Scenario 2: A Conditional Access policy requires users to access SharePoint only from the corporate network. A user leaves the office and connects via a coffee shop Wi-Fi. With CAE and IP-based enforcement, SharePoint detects the IP change and issues a claims challenge, blocking access almost immediately.
Scenario 3: An organization wants users to re-authenticate every 4 hours when accessing a highly sensitive application. The admin configures a Conditional Access policy with sign-in frequency set to 4 hours targeting that application.
Exam Tips: Answering Questions on Session Management and Continuous Access Evaluation
1. Know the critical events that trigger CAE: Account disabled/deleted, password change, MFA enabled, admin revokes tokens, and high user risk. If a question asks what triggers near-real-time revocation, these are the answers.
2. Remember that CAE extends token lifetime to up to 28 hours: This may seem counterintuitive. If a question asks about the impact of CAE on token lifetime, remember that tokens live longer with CAE because the near-real-time revocation compensates for the extended lifetime.
3. Distinguish between sign-in frequency and CAE: Sign-in frequency forces periodic re-authentication on a schedule. CAE responds to events and policy changes in near real-time. A question about enforcing re-authentication every X hours points to sign-in frequency. A question about immediate revocation when a user's risk changes points to CAE.
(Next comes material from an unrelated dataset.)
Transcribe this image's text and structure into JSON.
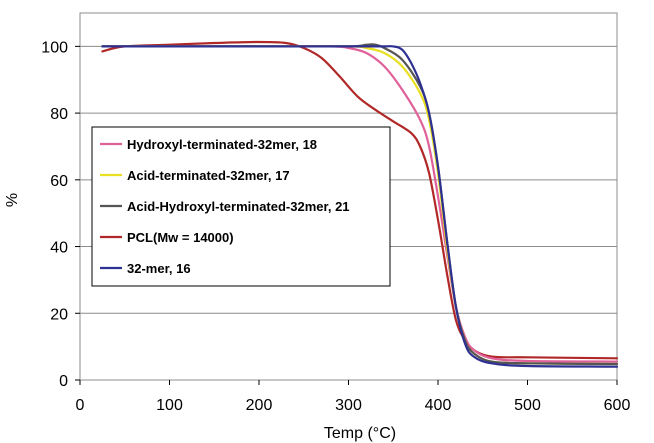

4. Conditional Access is the recommended approach: If a question offers token lifetime policies (legacy) vs. Conditional Access session controls, choose Conditional Access session controls as the modern and recommended method.
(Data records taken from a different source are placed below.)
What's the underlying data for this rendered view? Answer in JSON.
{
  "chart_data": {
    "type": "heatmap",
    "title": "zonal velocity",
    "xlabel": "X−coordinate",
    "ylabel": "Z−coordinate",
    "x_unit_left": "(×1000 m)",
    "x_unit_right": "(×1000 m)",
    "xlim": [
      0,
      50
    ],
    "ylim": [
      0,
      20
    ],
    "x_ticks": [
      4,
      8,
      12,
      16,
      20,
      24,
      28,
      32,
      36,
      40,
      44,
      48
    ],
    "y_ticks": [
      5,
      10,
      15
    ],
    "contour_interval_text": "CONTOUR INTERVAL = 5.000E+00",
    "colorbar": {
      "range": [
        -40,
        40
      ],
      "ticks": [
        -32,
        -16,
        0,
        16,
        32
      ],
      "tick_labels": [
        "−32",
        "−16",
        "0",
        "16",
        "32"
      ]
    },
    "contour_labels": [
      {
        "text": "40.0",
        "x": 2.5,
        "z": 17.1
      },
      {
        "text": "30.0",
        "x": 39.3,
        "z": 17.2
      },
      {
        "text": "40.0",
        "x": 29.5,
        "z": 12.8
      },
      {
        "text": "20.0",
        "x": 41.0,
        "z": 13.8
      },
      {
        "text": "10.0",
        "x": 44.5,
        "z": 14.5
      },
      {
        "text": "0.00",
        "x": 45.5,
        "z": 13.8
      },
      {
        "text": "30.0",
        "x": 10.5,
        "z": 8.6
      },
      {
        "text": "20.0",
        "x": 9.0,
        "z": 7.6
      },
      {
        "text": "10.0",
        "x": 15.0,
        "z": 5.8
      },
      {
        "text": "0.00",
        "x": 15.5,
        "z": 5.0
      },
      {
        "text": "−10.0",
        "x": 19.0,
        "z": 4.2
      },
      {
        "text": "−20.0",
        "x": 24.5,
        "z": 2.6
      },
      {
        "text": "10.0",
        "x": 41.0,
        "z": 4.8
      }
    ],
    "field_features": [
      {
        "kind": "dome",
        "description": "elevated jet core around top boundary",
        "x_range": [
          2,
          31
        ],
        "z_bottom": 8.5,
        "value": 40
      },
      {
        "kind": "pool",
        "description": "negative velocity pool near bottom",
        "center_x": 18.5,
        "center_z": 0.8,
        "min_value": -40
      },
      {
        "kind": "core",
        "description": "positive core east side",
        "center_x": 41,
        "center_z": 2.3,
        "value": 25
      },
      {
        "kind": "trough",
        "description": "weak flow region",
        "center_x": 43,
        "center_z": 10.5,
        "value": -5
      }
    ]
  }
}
5. Persistent browser session: This setting controls whether users stay signed in after closing the browser. If a question mentions shared or kiosk devices, the answer likely involves disabling persistent browser sessions.
6. CAE-capable clients are required: If a question involves a legacy application that does not support MSAL or claims challenges, CAE will not apply. The application must be CAE-aware.
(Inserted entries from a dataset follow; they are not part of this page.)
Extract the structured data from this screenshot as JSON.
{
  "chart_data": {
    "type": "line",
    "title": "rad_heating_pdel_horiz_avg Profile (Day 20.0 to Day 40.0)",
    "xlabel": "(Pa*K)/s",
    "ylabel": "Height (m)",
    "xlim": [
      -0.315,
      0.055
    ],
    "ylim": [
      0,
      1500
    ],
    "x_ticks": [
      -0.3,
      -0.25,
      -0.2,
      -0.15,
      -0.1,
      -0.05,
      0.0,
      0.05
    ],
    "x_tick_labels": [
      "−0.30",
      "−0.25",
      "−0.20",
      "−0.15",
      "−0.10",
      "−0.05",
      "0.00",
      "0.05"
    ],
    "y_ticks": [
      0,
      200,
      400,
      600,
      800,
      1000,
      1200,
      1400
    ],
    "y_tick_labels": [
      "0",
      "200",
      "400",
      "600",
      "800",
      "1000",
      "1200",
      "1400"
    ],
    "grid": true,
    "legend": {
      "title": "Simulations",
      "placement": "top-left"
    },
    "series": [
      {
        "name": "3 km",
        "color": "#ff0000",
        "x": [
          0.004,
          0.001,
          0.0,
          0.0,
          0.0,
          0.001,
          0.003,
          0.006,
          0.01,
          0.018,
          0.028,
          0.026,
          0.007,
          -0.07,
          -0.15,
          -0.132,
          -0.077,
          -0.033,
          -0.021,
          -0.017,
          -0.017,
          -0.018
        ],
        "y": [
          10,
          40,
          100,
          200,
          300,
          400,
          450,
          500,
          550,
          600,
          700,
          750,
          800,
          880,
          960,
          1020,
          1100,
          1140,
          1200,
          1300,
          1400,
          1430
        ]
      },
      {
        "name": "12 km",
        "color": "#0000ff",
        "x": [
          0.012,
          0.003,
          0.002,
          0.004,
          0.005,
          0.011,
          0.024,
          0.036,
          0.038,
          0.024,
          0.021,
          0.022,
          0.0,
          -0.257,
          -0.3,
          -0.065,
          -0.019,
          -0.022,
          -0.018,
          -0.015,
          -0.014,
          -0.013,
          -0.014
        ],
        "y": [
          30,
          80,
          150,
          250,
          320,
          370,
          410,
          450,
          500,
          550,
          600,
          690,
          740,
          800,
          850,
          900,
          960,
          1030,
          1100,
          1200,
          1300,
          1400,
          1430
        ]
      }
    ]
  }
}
7. IP-based enforcement with CAE: Know that CAE can enforce location-based Conditional Access policies in near real-time. If a question asks how to ensure users lose access immediately when they leave the corporate network, the answer involves CAE with IP-based policy evaluation.
8. Default behavior: CAE is enabled by default for supported workloads. You do not need to take action to enable it — questions may test whether you know this.
9. Read carefully for the keyword "immediately" or "near real-time": These phrases in a question strongly hint at CAE as the correct answer rather than sign-in frequency or token lifetime configuration.
10. Understand the Customize Continuous Access Evaluation option: In the Conditional Access policy session controls, this setting allows you to disable CAE for specific scenarios. If a question asks how to disable CAE for a particular set of users or apps, this is the mechanism.
By mastering the relationship between token lifetimes, Conditional Access session controls, and Continuous Access Evaluation, you will be well prepared to answer SC-300 exam questions on this topic confidently and accurately.